Electrical resistance measurements may be made on PV panels to determine the integrity of electrical insulation in the panels and in connections between panels in a PV array. A decrease in the electrical resistance of electrical insulation in a single PV panel can lead to leakage currents which decrease the power output of an entire PV array. Once a leakage current starts to flow, dielectric breakdown can accelerate, so it is important to detect leakage currents quickly so that PV panels with degraded or defective electrical insulation can be isolated from the PV array and repaired.
An insulation resistance tester (IRT) is a measuring instrument which may be used for detecting dielectric breakdown of electrically insulating materials. Some insulation resistance testers, for example the MEGGER™ line of test instruments produced by Megger, Ltd., operate by subjecting components in an electrical circuit to a known, relatively high voltage, and making measurements related to insulation resistance or leakage current. Insulation resistance test procedures may include warnings to test personnel to make sure that the circuit being tested is not energized by power sources other than the test instrument itself, and may warn personnel to avoid hazardous voltages produced during insulation resistance tests. In addition to current and voltage hazards, PV panels may be placed on building roofs or other locations that are difficult or dangerous for test personnel to access for the purpose of conducting insulation resistance tests. Testing insulation resistance of PV panels in a PV array using conventional methods can therefore be a lengthy, labor-intensive activity because each panel or group of panels being tested must be de-energized and electrically isolated, for example by removing electrical cables or wires between the PV panel being tested and the rest of the PV array before testing can be conducted safely and accurately. Any wires or cables removed before testing must then be reinstalled after tests are complete. Alternately, a PV panel to be tested may be mechanically and electrically disconnected from a PV array. Whichever of these methods is used for electrically isolating a PV panel to be tested, some disassembly and reassembly of PV array components may be required, thereby risking personnel exposure to the hazards of an installed and possibly energized PV array. There is also a risk of damage to the PV array components during disassembly and reassembly.
Completing a set of insulation resistance measurements can take an entire PV array off line for the duration of the test.
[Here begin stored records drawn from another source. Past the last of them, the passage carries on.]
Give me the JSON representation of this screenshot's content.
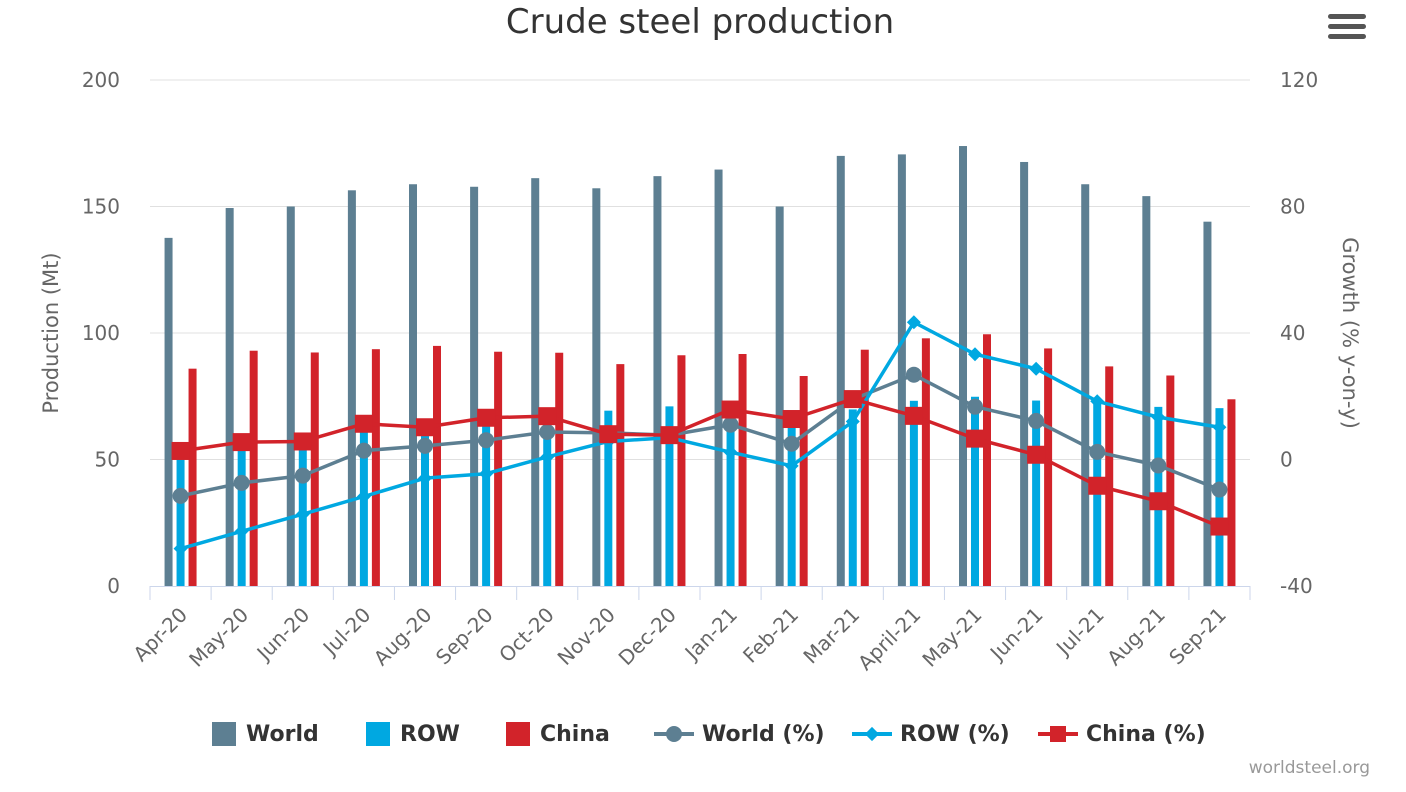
{
  "title": "Crude steel production",
  "credit": "worldsteel.org",
  "menu_icon": "hamburger-menu-icon",
  "colors": {
    "world": "#5d7f92",
    "row": "#00a8e1",
    "china": "#d2232a",
    "grid": "#e0e0e0",
    "text": "#666666"
  },
  "chart_data": {
    "type": "bar",
    "title": "Crude steel production",
    "categories": [
      "Apr-20",
      "May-20",
      "Jun-20",
      "Jul-20",
      "Aug-20",
      "Sep-20",
      "Oct-20",
      "Nov-20",
      "Dec-20",
      "Jan-21",
      "Feb-21",
      "Mar-21",
      "April-21",
      "May-21",
      "Jun-21",
      "Jul-21",
      "Aug-21",
      "Sep-21"
    ],
    "y_left": {
      "label": "Production (Mt)",
      "min": 0,
      "max": 200,
      "ticks": [
        0,
        50,
        100,
        150,
        200
      ]
    },
    "y_right": {
      "label": "Growth (% y-on-y)",
      "min": -40,
      "max": 120,
      "ticks": [
        -40,
        0,
        40,
        80,
        120
      ]
    },
    "grid": true,
    "legend_position": "bottom",
    "bar_series": [
      {
        "name": "World",
        "color": "#5d7f92",
        "values": [
          137.6,
          149.4,
          150.0,
          156.4,
          158.8,
          157.8,
          161.2,
          157.2,
          162.0,
          164.6,
          150.0,
          170.0,
          170.6,
          173.9,
          167.6,
          158.8,
          154.1,
          144.0
        ]
      },
      {
        "name": "ROW",
        "color": "#00a8e1",
        "values": [
          51.8,
          56.4,
          57.7,
          62.6,
          61.2,
          64.7,
          69.4,
          69.3,
          71.0,
          72.6,
          67.8,
          69.8,
          73.2,
          74.8,
          73.3,
          72.6,
          70.8,
          70.3
        ]
      },
      {
        "name": "China",
        "color": "#d2232a",
        "values": [
          85.9,
          93.0,
          92.3,
          93.6,
          94.9,
          92.6,
          92.2,
          87.7,
          91.2,
          91.7,
          83.0,
          93.4,
          97.9,
          99.5,
          93.9,
          86.8,
          83.2,
          73.8
        ]
      }
    ],
    "line_series": [
      {
        "name": "World (%)",
        "color": "#5d7f92",
        "marker": "circle",
        "values": [
          -11.5,
          -7.4,
          -5.1,
          2.8,
          4.3,
          6.1,
          8.7,
          8.4,
          7.7,
          11.0,
          5.0,
          19.0,
          26.8,
          16.7,
          12.2,
          2.4,
          -1.9,
          -9.5
        ]
      },
      {
        "name": "ROW (%)",
        "color": "#00a8e1",
        "marker": "diamond",
        "values": [
          -28.2,
          -22.7,
          -17.3,
          -11.7,
          -5.9,
          -4.5,
          0.8,
          5.7,
          6.9,
          2.3,
          -2.0,
          12.0,
          43.4,
          33.3,
          28.7,
          18.4,
          13.4,
          10.2
        ]
      },
      {
        "name": "China (%)",
        "color": "#d2232a",
        "marker": "square",
        "values": [
          2.7,
          5.5,
          5.7,
          11.3,
          10.2,
          13.2,
          13.7,
          8.0,
          7.7,
          15.8,
          12.8,
          19.1,
          13.8,
          6.6,
          1.5,
          -8.3,
          -13.2,
          -21.2
        ]
      }
    ]
  },
  "legend": [
    {
      "label": "World",
      "type": "bar",
      "color": "#5d7f92"
    },
    {
      "label": "ROW",
      "type": "bar",
      "color": "#00a8e1"
    },
    {
      "label": "China",
      "type": "bar",
      "color": "#d2232a"
    },
    {
      "label": "World (%)",
      "type": "line",
      "marker": "circle",
      "color": "#5d7f92"
    },
    {
      "label": "ROW (%)",
      "type": "line",
      "marker": "diamond",
      "color": "#00a8e1"
    },
    {
      "label": "China (%)",
      "type": "line",
      "marker": "square",
      "color": "#d2232a"
    }
  ]
}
The larger the PV array, the greater the difficulty in identifying and correcting an electrical insulation problem and the greater the economic loss associated with the value of power that would otherwise have been generated during insulation resistance testing. The difficulty and expense in conducting insulation resistance tests by conventional methods creates economic and safety disincentives for regular monitoring of insulation resistance throughout a PV array. If insulation resistance is not monitored sufficiently often, problems with electrical insulation may not be found before a destructive fault occurs.
It would be preferable to conduct insulation resistance tests on every PV panel and associated interconnect cables in a PV array without mechanically removing PV panels or interconnect cables from the PV array and without exposing test personnel to hazardous voltages and currents, either from current and voltage generated by the PV array or from current and voltage injected into the PV array by an insulation resistance tester. It would further be preferable to monitor changes in insulation resistance everywhere in large PV arrays comprising many hundreds or many thousands of PV panels, and to detect dielectric breakdown in electrically insulating materials before the power output of the entire array is affected and before PV array components are damaged.